Madrid. España y México defendieron este lunes la gestión de autoridades internacionales ante el brote de gripe H1N1 y coincidieron en que no es correcto cuestionar la labor de la Organización Mundial de la Salud (OMS).

El mes pasado, la OMS se defendió de acusaciones de que había exagerado en su reacción al nuevo virus debido a la presión de la industria farmacéutica, que habría intentado beneficiarse a través de las vacunas.

La ministra española de Sanidad, Trinidad Jiménez, expresó al respecto: "Me parece irresponsable poner en cuestión el trabajo de una organización internacional que tuvo que gestionar la primera epidemia global del siglo XXI".

Sus declaraciones se produjeron en un acto en Madrid junto al secretario mexicano de Sanidad, José Ángel Córdova, quien por su parte consideró que "es inverosímil pensar que las decisiones se toman por los criterios individuales de alguien".

Ambos ministros defendieron tanto la colaboración con la industria farmacéutica como la cooperación internacional que se produjo durante los primeros meses de la crisis, que Jiménez definió como de "incertidumbre y preocupación".

La OMS dijo en un comunicado el mes pasado que "el mundo está atravesando una pandemia real. Calificarla de falsa es no sólo erróneo, sino irresponsable. Acogeremos favorablemente todo proceso legítimo de examen que sirva para mejorar nuestra labor".

La gripe H1N1, declarada pandemia en junio de 2009, afectó a 209 países y causó al menos 15.174 muertes, según los datos publicados el 5 de febrero por la OMS.

"(En España) tuvimos 4.000 casos de gravedad clínica (...), de esos 4.000, 1.000 tuvieron que ser ingresados en las Unidades de Cuidados Intensivos y pudimos tratarlos porque estábamos prevenidos, estábamos alerta", afirmó Jiménez.

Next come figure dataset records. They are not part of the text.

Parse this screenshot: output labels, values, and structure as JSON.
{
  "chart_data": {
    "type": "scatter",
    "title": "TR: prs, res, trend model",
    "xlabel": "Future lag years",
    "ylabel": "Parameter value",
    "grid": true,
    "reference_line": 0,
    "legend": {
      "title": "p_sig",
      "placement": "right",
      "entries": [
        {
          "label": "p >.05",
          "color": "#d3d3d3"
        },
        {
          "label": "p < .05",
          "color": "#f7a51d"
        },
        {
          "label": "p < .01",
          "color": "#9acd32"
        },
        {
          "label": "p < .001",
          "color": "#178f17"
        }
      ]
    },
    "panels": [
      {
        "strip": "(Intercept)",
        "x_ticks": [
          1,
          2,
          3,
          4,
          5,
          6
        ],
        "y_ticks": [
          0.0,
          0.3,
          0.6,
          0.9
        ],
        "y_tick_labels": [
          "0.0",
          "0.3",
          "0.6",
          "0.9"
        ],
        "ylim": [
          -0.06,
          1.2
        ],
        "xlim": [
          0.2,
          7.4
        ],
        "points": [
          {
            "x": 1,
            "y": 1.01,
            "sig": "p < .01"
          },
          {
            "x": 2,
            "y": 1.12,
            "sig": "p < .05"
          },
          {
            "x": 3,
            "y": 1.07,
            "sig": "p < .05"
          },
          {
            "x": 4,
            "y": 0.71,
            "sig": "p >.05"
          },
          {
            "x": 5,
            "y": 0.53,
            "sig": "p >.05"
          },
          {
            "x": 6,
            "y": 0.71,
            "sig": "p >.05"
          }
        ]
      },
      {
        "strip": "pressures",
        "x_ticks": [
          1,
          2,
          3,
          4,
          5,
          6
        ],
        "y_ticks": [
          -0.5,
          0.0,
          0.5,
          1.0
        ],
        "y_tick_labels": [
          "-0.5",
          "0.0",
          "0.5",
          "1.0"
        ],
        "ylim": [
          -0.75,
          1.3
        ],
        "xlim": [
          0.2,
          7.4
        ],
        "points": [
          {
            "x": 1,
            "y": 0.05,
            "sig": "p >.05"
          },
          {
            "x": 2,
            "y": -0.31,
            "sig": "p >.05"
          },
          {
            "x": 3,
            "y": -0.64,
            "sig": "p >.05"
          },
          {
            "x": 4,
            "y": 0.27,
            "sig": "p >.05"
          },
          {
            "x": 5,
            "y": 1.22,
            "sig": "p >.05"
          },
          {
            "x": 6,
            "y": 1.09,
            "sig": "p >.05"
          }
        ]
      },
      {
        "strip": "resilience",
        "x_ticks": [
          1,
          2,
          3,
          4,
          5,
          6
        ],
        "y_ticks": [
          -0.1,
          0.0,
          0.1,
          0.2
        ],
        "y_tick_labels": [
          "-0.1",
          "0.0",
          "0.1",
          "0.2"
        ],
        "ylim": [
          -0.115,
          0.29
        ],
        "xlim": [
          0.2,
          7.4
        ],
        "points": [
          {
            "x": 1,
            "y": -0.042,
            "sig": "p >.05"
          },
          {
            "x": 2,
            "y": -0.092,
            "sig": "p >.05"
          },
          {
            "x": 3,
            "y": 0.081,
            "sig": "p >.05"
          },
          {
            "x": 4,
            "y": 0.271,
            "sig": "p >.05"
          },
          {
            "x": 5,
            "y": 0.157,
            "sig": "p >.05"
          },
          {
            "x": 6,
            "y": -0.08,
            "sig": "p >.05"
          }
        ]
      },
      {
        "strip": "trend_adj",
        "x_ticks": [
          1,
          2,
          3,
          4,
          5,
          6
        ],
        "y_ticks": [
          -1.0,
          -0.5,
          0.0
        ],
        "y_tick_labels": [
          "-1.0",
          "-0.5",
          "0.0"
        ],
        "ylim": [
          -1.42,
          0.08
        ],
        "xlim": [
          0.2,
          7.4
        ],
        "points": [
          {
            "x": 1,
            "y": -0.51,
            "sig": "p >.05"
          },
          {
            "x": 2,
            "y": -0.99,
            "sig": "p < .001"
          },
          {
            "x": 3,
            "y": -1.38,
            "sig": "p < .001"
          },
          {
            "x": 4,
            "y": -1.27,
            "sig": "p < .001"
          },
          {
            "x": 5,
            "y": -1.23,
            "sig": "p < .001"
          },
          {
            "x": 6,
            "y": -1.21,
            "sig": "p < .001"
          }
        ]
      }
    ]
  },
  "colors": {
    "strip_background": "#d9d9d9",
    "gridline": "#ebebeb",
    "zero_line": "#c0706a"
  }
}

"Si no hubiéramos tenido esa información, hubiera sido una situación diferente", aseguró.

El nuevo virus fue identificado en México en la primavera de 2009. Córdova señaló este lunes que si bien el turismo y el comercio mexicanos se están recuperando, se está estudiando solicitar una compensación para los países que advierten de nuevos brotes.

La crisis costó a México un estimado de 0,7% de su Producto Interno Bruto (PIB).

Tanto Jiménez como Córdova indicaron que seguirán vacunando a los grupos de riesgo. En España, este grupo incluye a embarazadas, personas con problemas respiratorios crónicos, personal sanitario y miembros de las Fuerzas y Cuerpos de Seguridad del Estado, como bomberos y Protección Civil.

El ministro mexicano de Salud, médico de profesión, se refirió en varias ocasiones a las dificultades que tienen los países pobres para acceder a las vacunas.

Sin embargo, apuntó que la cepa de gripe H1N1 pasará "sin duda" a convertirse en otra gripe estacional, por lo que los laboratorios preferirán incluirla en la inmunización tradicional produciendo una vacuna "más barata y con una logística más sencilla".